As for those unfriendly trade partners, these tariffs can create additional revenue for the U.S. Treasury, further providing the U.S. with greater fiscal flexibility to maintain its tough negotiating stance.

Of course, none of this is without risk. The current government is essentially betting that they can depreciate the dollar while financing costs decrease, striking some balance with economic slowdown and controlled stagflation, without losing the dollar's global dominance. Economic pain is inevitable, but this is a gamble with an 18 to 24-month time horizon, hoping to bring structural advantages to the U.S. However, retaliatory actions from trade partners that cannot be anticipated will pose additional risks to this strategic framework.

This uncertainty is extremely challenging for the market.

Considering the aforementioned risk combinations, the Fed is unlikely to implement aggressive rate cuts or a new round of quantitative easing unless these policies align with the strategic actions and timing of the executive branch. This interdependency of policies is the reality we are in. Therefore, various signs indicate that the macro market has currently entered a 'bear market' mode, with selling on rallies, and investors will be forced to accept this long-term layout under the new structure and policy direction. This is actually akin to other countries advocating short-term suffering for long-term gains; the road ahead of us is destined to be challenging.

What about cryptocurrencies? For a brief moment, BTC seemed to decouple from the global market sell-off, managing to hold the critical level of $81k last Friday amidst a global stock market plunge, but this "decoupling" was short-lived.

Cryptocurrency prices ultimately 'corrected' back to the trajectory of the stock market. BTC fell below the $80k support level, dropping about 9% for the week, closing at $75k, while ETH plummeted by 18%. A wave of liquidations was triggered on Sunday when market liquidity was low, temporarily shelving any hopes regarding BTC's narrative as a 'store of value.'

From a long-term perspective, the technical picture may show that BTC has broken out relative to the global stock market, even having the potential to catch up with the performance of spot gold, but the market currently lacks clear catalysts, and risk management (i.e., further price declines) may continue to dominate the market until the global market stops crashing, though we don't know when that will be.

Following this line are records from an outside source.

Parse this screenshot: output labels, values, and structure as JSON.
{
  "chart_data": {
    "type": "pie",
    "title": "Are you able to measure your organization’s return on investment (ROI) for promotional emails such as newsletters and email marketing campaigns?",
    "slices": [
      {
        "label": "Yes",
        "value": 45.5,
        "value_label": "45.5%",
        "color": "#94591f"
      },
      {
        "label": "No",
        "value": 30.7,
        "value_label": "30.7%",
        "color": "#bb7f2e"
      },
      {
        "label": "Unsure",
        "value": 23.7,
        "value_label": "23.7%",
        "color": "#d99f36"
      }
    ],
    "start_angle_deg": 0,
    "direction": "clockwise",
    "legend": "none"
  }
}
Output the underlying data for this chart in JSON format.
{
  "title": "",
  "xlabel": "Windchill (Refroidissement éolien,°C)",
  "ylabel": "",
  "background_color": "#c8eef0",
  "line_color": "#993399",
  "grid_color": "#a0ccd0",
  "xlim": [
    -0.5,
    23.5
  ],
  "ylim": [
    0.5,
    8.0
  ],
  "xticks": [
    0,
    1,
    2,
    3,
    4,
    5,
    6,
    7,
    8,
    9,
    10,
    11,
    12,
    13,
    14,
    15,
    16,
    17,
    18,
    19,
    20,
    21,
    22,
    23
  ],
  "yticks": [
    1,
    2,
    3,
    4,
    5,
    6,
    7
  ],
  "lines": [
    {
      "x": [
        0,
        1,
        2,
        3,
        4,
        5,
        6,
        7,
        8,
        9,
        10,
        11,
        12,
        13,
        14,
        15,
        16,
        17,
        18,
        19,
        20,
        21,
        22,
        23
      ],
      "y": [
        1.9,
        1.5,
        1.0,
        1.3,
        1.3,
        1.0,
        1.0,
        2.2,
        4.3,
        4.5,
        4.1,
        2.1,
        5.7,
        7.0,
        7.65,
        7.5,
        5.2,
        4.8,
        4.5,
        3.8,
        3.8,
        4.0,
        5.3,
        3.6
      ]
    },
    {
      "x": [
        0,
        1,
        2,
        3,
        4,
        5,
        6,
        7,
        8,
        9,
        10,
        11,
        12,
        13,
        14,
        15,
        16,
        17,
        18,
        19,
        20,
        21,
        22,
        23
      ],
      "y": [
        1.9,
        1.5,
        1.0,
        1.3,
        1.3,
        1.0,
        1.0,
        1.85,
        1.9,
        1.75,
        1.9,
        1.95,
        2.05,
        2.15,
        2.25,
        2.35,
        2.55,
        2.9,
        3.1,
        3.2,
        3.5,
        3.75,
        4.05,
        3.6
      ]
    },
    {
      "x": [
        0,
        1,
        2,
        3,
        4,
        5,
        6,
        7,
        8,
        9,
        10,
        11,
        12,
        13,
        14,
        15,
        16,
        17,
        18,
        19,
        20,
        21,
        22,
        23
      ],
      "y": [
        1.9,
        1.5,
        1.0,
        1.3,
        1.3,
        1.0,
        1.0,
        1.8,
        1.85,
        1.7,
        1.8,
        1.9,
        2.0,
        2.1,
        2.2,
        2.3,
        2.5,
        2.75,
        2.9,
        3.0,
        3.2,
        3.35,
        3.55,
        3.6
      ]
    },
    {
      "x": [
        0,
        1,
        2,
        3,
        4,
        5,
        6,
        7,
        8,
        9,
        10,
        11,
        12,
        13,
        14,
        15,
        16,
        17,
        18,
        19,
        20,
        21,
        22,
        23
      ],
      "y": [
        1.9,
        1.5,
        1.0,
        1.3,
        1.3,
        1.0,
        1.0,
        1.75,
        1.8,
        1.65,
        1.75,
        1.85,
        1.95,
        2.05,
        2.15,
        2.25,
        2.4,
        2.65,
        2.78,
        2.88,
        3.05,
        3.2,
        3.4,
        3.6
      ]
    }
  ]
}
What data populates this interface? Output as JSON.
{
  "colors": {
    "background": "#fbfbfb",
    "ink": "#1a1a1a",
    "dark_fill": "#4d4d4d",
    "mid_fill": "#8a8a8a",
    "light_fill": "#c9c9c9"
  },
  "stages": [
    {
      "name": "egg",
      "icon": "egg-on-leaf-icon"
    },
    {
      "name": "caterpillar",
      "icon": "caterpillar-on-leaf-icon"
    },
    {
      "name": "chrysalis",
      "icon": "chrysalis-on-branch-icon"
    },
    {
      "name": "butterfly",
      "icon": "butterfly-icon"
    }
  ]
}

Currently, the negotiating positions of world leaders have strayed too far, leaving almost no room for possible de-escalation. Therefore, the market must strive for survival amid uncertainty and pain, which also means that the market is likely to continue to disrupt and shake investor confidence for some time.

If things continue to spiral out of control, and leaders of various countries escalate trade conflicts, causing asset prices to become innocent collateral damage, what should we do? If the situation worsens, who in the market can provide enough liquidity to rescue it? Interestingly, the legend seems far from finished...

This week looks like it will be very difficult to endure. Wishing all readers smooth operations, take care of your capital, and hold on through the volatility!